Néanmoins, l'administration Trump veut qu'Ottawa aille encore plus loin. Jeudi, M. Pence a demandé publiquement au gouvernement Trudeau d'interdire à Huawei l'accès au réseau 5G du Canada, ce qui s'inscrit dans la foulée de ses actes d'intimidation à l'endroit des alliés américains en Europe sur la même question. «Nous avons été très clairs avec le Canada, a déclaré M. Pence, et avec tous nos alliés, que nous jugions que Huawei est incompatible avec les intérêts de sécurité des États-Unis d'Amérique ou de nos alliés... à travers le monde.»
Des fonctionnaires de l'administration Trump et des démocrates de premier plan, comme Mark Warner, vice-président de la commission du renseignement du Sénat américain, ont menacé à plusieurs reprises de réduire la coopération avec le Canada en matière de sécurité si celui-ci ne cède pas à leurs demandes concernant Huawei.
Trudeau a répondu à la demande de Pence en faisant remarquer que le rôle de Huawei dans le développement du réseau 5G du Canada fait actuellement l'objet d'un examen par l'appareil de renseignement militaire du Canada, et que cet examen devrait se terminer bientôt. L'opposition officielle conservatrice et le Nouveau Parti démocratique (NPD) social-démocrate ont demandé au gouvernement de suivre l'exemple des États-Unis et d'interdire Huawei.
Les pressions exercées par Pence et Trudeau pour faire adopter l'ALENA révisé, qui a été surnommé par Trump le traité États-Unis-Mexique-Canada ou USMCA, doivent être considérées dans le contexte du ferme appui de l'impérialisme canadien à la volonté de Washington de maintenir son hégémonie mondiale.
USMEC transformera l'Amérique du Nord en un bloc commercial plus explicite et plus agressif dirigé par les États-Unis dans le but de défier tous ses rivaux économiques. Il comprend un droit de veto effectif des États-Unis sur tout accord de libre-échange entre le Canada ou le Mexique et la Chine.

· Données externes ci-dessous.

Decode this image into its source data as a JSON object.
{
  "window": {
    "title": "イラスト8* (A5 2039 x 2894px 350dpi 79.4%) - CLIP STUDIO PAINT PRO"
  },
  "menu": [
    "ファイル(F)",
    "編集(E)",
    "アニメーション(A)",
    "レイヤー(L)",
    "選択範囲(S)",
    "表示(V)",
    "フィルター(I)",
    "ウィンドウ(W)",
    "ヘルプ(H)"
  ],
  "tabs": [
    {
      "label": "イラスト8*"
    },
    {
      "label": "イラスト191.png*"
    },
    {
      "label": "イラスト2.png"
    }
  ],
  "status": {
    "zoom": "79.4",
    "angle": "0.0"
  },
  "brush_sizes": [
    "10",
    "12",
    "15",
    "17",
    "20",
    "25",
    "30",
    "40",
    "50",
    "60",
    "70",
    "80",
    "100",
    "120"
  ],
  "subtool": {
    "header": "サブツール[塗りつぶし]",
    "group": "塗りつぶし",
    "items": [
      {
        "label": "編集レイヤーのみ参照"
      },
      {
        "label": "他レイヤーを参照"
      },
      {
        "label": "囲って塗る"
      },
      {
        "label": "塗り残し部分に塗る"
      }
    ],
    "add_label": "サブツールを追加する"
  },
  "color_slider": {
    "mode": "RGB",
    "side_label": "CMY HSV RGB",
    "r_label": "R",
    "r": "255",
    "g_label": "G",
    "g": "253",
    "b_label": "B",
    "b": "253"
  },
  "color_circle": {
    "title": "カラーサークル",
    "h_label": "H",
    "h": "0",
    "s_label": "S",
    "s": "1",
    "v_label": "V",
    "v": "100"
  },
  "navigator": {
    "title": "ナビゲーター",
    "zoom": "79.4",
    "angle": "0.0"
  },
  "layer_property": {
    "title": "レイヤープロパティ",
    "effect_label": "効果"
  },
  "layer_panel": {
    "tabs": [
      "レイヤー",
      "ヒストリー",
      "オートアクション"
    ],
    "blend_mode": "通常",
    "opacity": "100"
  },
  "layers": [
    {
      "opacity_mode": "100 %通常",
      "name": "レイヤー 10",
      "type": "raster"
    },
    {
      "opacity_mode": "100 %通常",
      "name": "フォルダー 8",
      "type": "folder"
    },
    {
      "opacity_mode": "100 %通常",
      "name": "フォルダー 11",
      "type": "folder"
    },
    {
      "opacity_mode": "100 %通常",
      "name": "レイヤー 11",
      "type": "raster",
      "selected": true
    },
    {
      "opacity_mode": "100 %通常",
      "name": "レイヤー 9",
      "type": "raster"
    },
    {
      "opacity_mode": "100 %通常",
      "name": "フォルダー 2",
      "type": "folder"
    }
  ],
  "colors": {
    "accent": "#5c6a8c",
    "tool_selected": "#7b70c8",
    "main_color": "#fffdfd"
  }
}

Reflétant la dépendance de l'impérialisme canadien à l'égard de Washington pour la poursuite de ses propres intérêts prédateurs mondiaux, le gouvernement Trudeau a été contraint de faire cette concession, et d’autres, aux grandes entreprises américaines lors des négociations de l'ALENA. M. Pence l'a presque reconnu jeudi lorsqu'il a tenté d'aider M. Trudeau à repousser les critiques à l'endroit de l'USMCA en prétendant que le premier ministre du Canada avait mené une «dure négociation».
Les syndicats canadiens appuient le gouvernement libéral dans son étroite collaboration avec l'administration Trump et dans son rôle mondial de plus en plus agressif. Ils ne critiquent pas la politique de défense nationale et les plans de réarmement du gouvernement Trudeau et ils collaborent étroitement avec le gouvernement et les grandes entreprises dans le cadre des négociations de l'ALENA. Le président du Congrès du travail du Canada (CTC), Hassan Yussuff, a siégé au comité consultatif de l'ALENA de Trudeau et Dias d'Unifor a été conseiller et négociateur semi-officiel du gouvernement.
La veille de la visite de Pence à Ottawa, les libéraux ont déposé au parlement un projet de loi pour l'adoption de l'USMCA. Le président mexicain Andres Manuel Lopez Obrador a pris une mesure similaire jeudi, et l'administration Trump devrait bientôt déposer des documents l'engageant à présenter l'accord au Congrès dans les 30 jours.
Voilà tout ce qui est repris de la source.